Mehr Ausgleich, weniger Performance

Das Bild der überperformenden Mitarbeiterinnen, die sich die Schweißperlen von der Stirn wischen und niemals zugeben, dass ihnen die Arbeit zu viel wird, ist überholt. Stark ist jetzt, wer zugibt, etwas kürzertreten zu müssen. Stark ist, wer Grenzen ziehen kann. Wie im Spitzensport: Wer übertrainiert und keine Ruhetage einlegt, verletzt sich und wird nicht mehr wettkämpfen. Ideen für mehr mentale Power in der Arbeit, sowie letztlich im ganzen Leben, gibt es viele.

Chillen und Arbeit gleichzeitig?
Immer mit der Ruhe: Auch wer chillt, kann leistungsbereit sein.
Heribert Corn

Der Bare Minimum Monday etwa kursierte in den sozialen Medien und bewirbt: den Montag am besten ganz langsam angehen und nur das Nötigste erledigen. Das schaffe nicht nur einen angstfreien Sonntag, sondern auch eine gelingende Woche.
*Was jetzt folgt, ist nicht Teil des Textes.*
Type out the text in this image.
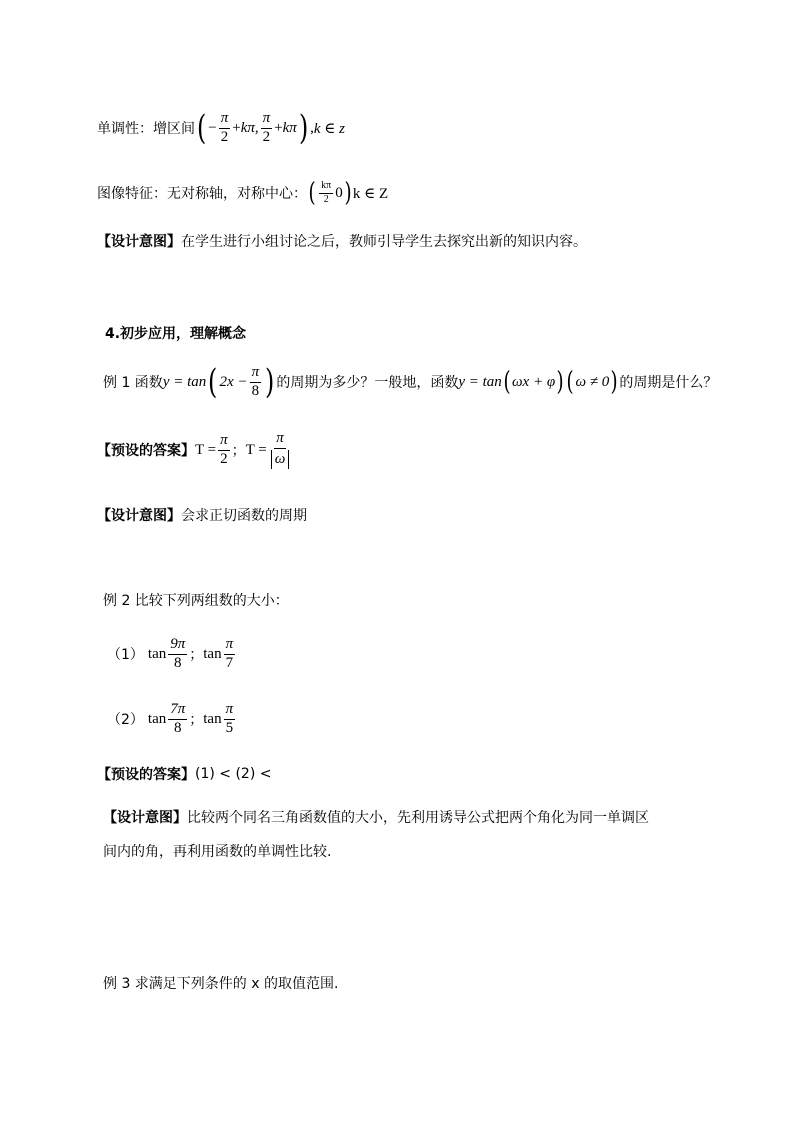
单调性：增区间 ( − $\frac{\pi}{2} + k\pi$ , $\frac{\pi}{2} + k\pi$ ) , k ∈ z
图像特征：无对称轴，对称中心： ( $\frac{k\pi}{2} 0$ ) k ∈ Z
【设计意图】 在学生进行小组讨论之后，教师引导学生去探究出新的知识内容。
4.初步应用，理解概念
例 1 函数 y = tan ( $2x - \frac{\pi}{8}$ ) 的周期为多少？一般地，函数 y = tan ( ωx + φ ) ( ω ≠ 0 ) 的周期是什么？
【预设的答案】 $T = \frac{\pi}{2}$ ； $T = \frac{\pi}{\omega}$
【设计意图】 会求正切函数的周期
例 2 比较下列两组数的大小：
（1） $\tan \frac{9\pi}{8}$ ； $\tan \frac{\pi}{7}$
（2） $\tan \frac{7\pi}{8}$ ； $\tan \frac{\pi}{5}$
【预设的答案】 (1) < (2) <
【设计意图】 比较两个同名三角函数值的大小，先利用诱导公式把两个角化为同一单调区
间内的角，再利用函数的单调性比较.
例 3 求满足下列条件的 x 的取值范围.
Was dieser Trend wirklich verpackt: Es braucht mehr Achtsamkeit für die eigene Dynamik. Was passt für mich? Was tut mir gut? Sich bewusst zu werden, mit welchen Rahmenbedingungen und welcher Routine man (vorausgesetzt, ein Minimum an Flexibilität ist möglich) erfolgreich arbeiten kann, ist Voraussetzung für mentale Fitness im Job.

Freilich ist eine Viertagewoche, die einen Tag mehr in der Woche für Erholung bereithält, nicht in jeder Branche gleichermaßen möglich. Die Debatte über eine Arbeitszeitverkürzung – zahlreiche Studien dazu zeigen produktivere und glücklichere Mitarbeitende – kann im Endeffekt auch nur eine über die Auflösung starrer Regelwerke sein. Allein wenn Berufstätigen mehr Flexibilität zugetraut wird, können sie ihr produktivstes Ich gestalten. Der Mensch im Mittelpunkt, das soll die Prämisse für einen guten Arbeitgeber sein.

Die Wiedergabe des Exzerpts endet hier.